Market turmoil this week stems from a single overwhelming concern: spiraling inflation. Following military strikes by the US and Israel on Iran over the weekend, investors fear that prolonged conflict could push oil prices higher and scramble the inflation outlook at a critical time when President Donald Trump has prioritized affordability and economic growth appears fragile.
Oil prices, a key driver of inflation, have surged since the strikes, with Brent crude climbing to $84 per barrel on Tuesday, its highest level in more than a year. According to José Torres, a senior economist at Interactive Brokers, the significance of oil means that any increase immediately translates into rising inflation across the economy.
Consumer prices had been edging lower in recent months, but discussion of an oil price shock similar to the 1970s has begun circulating across Wall Street. These concerns intensified after wholesale prices, a forward-looking inflation indicator, came in much hotter than expected last Friday, according to market reports.
Additionally, inflation fears are evident in the sharp spike in Treasury yields, which reflect investors dumping US bonds in anticipation of hotter inflation and fewer rate cuts. The 10-year US Treasury yield surged to 4.1% on Tuesday, Torres noted.
Rising Inflation Expectations Across Markets
Oil price spikes function as macro transmission mechanisms that ripple through inflation, not merely energy stories, according to Mark Malek, the CIO of Siebert Financial. He warned that the longer supply routes remain impaired, the greater the structural inflation risk becomes.
Should crude oil sustain its current price spike, Malek expects consumer inflation to rise by approximately 0.5 percentage points this year. Meanwhile, economists at SocGen indicated that if oil prices reach $90 per barrel and remain there for at least three months, global inflation could increase as much as 1 percentage point.
Challenges to Trump’s Affordability Agenda
Inflation fears arrive at an inopportune moment for Trump, who has made affordability central to his agenda as midterm elections approach. In recent months, the president has proposed various measures including a 50-year mortgage option, credit card rate caps, and suggestions that the Federal Reserve slash interest rates immediately.
However, during his State of the Union address, Trump suggested affordability had improved, claiming at one point that prices were “plummeting downward.” Among market experts, that characterization seems far from accurate given current trends.
Borrowing costs have climbed alongside the Middle East conflict. The average 30-year mortgage rate rose 13 basis points in the week through Monday to 6.12%, according to Mortgage News Daily data. The rate had briefly dipped below 6% last week to its lowest level since 2022.

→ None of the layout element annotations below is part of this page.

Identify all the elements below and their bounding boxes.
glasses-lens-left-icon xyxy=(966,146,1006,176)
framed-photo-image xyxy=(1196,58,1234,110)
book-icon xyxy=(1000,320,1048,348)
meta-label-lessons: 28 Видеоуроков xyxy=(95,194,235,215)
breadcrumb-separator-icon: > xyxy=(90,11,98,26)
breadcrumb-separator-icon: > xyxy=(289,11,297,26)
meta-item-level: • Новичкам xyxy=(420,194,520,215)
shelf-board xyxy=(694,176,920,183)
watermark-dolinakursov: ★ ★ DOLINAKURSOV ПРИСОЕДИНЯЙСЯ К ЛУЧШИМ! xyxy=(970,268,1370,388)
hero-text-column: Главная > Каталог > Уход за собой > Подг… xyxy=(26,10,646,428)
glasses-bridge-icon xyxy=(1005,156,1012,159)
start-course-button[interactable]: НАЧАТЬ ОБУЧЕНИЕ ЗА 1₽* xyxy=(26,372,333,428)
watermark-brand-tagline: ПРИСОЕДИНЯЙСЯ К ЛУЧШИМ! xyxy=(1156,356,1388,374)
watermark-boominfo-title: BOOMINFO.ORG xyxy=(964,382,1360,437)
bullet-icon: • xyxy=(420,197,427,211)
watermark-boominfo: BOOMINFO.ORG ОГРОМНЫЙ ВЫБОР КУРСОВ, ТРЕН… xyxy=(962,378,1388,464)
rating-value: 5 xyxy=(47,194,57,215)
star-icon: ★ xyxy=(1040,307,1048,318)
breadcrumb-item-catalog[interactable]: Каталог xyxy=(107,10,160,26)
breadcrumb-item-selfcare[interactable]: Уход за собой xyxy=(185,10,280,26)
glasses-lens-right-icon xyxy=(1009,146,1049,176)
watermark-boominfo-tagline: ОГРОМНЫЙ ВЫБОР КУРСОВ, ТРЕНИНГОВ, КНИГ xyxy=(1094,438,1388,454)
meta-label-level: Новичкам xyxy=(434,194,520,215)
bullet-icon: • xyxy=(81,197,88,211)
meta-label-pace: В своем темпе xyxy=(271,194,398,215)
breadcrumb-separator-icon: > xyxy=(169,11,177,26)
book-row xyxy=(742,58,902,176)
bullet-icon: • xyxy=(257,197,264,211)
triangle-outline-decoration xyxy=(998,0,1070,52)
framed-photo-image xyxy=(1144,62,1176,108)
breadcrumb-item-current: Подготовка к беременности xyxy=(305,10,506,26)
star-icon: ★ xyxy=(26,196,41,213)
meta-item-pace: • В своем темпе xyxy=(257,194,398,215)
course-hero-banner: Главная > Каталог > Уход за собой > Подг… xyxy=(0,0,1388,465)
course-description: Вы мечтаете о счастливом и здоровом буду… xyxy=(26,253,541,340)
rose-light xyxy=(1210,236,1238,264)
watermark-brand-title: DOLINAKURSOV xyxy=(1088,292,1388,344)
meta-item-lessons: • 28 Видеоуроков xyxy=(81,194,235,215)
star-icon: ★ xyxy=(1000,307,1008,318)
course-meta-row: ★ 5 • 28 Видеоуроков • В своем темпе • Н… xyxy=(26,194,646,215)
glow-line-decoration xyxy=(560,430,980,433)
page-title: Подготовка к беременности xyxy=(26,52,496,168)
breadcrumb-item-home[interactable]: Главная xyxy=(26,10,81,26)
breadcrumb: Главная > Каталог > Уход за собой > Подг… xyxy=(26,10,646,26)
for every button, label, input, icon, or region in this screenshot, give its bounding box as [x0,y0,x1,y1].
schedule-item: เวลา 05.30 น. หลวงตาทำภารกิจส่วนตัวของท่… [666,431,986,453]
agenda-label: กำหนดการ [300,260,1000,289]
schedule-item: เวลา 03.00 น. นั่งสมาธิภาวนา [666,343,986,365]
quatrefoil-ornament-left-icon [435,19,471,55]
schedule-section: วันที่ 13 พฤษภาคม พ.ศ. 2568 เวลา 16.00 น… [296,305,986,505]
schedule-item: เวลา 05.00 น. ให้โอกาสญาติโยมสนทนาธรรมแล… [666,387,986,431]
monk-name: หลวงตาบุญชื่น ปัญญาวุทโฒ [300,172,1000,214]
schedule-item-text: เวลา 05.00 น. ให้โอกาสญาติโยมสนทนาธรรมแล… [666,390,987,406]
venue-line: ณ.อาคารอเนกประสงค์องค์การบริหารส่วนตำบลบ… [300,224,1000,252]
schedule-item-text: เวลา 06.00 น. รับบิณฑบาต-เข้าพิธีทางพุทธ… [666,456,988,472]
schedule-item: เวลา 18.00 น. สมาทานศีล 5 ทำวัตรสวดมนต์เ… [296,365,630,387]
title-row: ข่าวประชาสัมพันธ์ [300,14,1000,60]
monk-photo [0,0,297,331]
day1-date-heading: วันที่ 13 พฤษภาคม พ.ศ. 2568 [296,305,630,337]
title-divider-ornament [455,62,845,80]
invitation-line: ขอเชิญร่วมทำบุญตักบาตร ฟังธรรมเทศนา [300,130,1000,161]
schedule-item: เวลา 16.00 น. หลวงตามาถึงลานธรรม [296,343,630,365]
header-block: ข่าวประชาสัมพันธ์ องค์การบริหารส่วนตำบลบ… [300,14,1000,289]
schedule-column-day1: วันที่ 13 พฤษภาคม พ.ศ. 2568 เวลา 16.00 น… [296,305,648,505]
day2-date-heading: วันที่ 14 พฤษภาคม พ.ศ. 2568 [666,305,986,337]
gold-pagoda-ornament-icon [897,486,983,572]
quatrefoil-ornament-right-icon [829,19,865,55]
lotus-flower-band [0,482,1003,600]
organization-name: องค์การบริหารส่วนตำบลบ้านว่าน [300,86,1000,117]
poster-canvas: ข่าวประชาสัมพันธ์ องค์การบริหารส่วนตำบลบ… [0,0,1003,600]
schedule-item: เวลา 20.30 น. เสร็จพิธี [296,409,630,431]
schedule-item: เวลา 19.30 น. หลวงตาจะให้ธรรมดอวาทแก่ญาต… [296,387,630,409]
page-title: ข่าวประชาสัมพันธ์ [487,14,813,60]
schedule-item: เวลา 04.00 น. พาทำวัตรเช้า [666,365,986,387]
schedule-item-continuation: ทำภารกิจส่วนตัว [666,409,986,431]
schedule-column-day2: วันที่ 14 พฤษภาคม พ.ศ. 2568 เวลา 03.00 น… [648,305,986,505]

Stagflation Risks Increase
Fears of hotter inflation have dimmed the economic outlook, with more forecasters warning of increased stagflation risk if higher prices dent economic growth. This scenario, defined by runaway price growth and a sluggish economy, is often considered a worst-case outcome for financial markets.
Economic growth has already disappointed recently. The US ended 2025 with real GDP growing just 1.4% year-over-year, falling short of the expected 2.8% increase, according to official data.
Malek indicated he believes stagflation risks have increased, noting that even a small change in inflation could dent growth given how many Americans remain under pressure from cumulative price increases over recent years. David Russell, global head of market strategy at TradeStation, also warned of potential for a “stagflationary shock” with “spiraling prices.”
The conflict represents a “Gordian knot of his own making” for Trump, Grace Fan, a managing director at TS Lombard, wrote Tuesday, pointing to the approaching midterm elections. Paul Hickey, cofounder of Bespoke Investment Group, suggested Trump might adopt a softer geopolitical stance if inflation fears continue escalating.
When asked about market reaction to the Iran conflict, the White House directed inquiries to Trump’s Tuesday comments to reporters. The president acknowledged potential near-term oil price increases but predicted prices would drop once the conflict ends, though he provided no timeline for resolution.